Packing for every eventuality has its drawbacks. Photo: Getty
Hoisting it all up and down stairs on the London Underground. Strapping them to the back of a moped in remote parts of Thailand. Trying to avoid maiming other passengers as your wheelie case skates down the aisle on a New York bus.
These are moments when you’ll find yourself questioning every life decision you’ve ever made, while cursing every influencer who advised packing so many wardrobe *options*.
Hotel check-in times
Logically, you get it; hotel rooms don’t just clean themselves. And if a few hours between check-out and check-in times means you avoid finding a stranger’s hair on the shower floor, you’re probably all for it.
That doesn’t make it any less annoying when you’ve endured 20 hours in economy class, and all you want is some hot running water to feel human again.

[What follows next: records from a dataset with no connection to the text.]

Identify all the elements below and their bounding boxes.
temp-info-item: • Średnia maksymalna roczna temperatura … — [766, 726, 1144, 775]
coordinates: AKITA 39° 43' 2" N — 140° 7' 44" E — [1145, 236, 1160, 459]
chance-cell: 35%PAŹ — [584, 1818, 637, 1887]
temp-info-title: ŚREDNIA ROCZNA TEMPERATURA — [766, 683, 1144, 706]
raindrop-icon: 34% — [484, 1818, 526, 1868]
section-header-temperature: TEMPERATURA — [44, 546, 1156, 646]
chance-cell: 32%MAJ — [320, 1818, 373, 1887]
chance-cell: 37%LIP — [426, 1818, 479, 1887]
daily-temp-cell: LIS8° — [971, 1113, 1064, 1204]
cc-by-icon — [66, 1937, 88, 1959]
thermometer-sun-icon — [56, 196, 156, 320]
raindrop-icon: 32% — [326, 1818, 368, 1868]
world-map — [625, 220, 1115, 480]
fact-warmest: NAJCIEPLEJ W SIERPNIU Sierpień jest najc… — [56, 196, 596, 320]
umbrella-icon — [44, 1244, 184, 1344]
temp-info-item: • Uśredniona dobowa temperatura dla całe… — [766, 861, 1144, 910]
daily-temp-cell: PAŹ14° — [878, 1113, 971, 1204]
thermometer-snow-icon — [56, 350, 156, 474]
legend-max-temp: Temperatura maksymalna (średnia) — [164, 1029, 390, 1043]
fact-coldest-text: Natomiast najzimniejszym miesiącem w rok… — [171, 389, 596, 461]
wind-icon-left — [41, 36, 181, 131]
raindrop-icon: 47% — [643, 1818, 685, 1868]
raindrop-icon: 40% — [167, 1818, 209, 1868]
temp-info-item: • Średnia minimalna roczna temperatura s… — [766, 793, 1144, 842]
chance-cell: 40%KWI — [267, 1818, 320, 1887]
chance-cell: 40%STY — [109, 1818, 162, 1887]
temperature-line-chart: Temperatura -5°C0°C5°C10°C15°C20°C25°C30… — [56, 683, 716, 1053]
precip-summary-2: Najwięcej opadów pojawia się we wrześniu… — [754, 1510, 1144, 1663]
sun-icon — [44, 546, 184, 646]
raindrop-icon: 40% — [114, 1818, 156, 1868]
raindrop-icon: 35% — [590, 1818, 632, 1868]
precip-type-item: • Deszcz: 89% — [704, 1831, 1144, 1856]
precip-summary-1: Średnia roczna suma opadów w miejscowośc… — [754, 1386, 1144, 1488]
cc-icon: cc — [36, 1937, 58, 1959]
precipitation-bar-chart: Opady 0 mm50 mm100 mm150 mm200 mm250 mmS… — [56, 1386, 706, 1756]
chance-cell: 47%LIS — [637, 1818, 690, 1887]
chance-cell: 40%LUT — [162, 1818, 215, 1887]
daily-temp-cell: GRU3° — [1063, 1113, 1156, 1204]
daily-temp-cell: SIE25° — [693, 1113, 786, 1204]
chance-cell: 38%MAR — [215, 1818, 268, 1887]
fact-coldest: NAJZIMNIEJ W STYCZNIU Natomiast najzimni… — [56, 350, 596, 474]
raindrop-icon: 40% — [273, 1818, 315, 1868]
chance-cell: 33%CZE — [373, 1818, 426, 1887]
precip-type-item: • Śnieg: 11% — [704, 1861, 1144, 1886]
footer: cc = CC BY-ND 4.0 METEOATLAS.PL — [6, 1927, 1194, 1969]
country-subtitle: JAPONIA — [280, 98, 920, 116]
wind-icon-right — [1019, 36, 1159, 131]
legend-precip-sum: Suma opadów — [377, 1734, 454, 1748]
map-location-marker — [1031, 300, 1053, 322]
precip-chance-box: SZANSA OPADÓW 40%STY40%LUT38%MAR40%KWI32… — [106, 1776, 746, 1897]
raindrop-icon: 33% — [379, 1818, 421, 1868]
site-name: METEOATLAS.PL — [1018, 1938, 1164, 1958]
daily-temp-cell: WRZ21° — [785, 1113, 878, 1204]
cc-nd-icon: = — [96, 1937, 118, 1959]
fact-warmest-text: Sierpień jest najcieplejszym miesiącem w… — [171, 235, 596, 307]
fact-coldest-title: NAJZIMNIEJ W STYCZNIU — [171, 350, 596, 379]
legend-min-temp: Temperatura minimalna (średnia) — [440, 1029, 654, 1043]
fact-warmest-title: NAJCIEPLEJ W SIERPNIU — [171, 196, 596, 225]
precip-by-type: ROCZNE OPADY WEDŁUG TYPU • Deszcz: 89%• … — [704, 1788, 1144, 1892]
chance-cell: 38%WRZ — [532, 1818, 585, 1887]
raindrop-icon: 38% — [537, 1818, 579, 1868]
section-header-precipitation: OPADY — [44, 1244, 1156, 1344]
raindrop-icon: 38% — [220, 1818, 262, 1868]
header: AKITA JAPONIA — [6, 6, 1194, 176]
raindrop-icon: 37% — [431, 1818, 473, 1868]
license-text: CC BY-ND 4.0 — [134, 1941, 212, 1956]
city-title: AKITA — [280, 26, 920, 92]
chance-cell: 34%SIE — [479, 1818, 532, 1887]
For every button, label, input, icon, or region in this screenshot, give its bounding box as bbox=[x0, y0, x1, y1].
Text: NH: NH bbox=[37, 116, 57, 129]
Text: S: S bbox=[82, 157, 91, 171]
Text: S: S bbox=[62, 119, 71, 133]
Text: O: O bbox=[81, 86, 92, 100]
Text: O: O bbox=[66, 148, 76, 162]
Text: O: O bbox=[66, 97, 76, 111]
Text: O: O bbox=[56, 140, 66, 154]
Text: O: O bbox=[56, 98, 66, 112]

Instead, with check-in at 2pm, you spray on some deodorant, drop your bags, and head out to start your adventure with swollen feet and clothes that deserve to be burned.
The hotel kettle
If you’re spending a week’s worth of rent on a hotel room, you want to make the most of it, and that includes the complimentary tea and coffee.
Not so fast. Your first task, through that fog of jet lag, is to ask yourself, “If I were a kettle, where would I be?”
By the room’s main power point? Too obvious.
In the bathroom? In the minibar? In the wardrobe?
Seriously, we don’t want to play hide and seek. We just want a cuppa.
(Or do we? Perhaps not, after hearing reports of travellers using the kettle to wash their undies while away.)
Card fees
You’ve made peace with the exchange rate at your travel destination, and you’ve come prepared with cash.
But plenty of countries are relying more heavily on card transactions these days.
If you’ve failed to organise a pre-paid travel card along with the million other things you had to prepare before your trip, you’ll almost certainly be whipping out your Visa or Mastercard occasionally.
Still, at least the banks get to benefit, right?
Other tourists
Why are there people everywhere?
Atop the Empire State Building tourists jostle with each other as they’re buffeted by fierce wind; at Nara Park, the deer have been so well fed that by the time you get there, they want nothing to do with you; and while Instagram posts promise a secluded scenic spot, you face a four-hour wait to take a selfie at Bali’s Gates of Heaven.
How do people find the audacity to travel at the same time as you? Photo: AAP
Of all the things we dislike about travel, fellow tourists are – by far – the biggest offenders.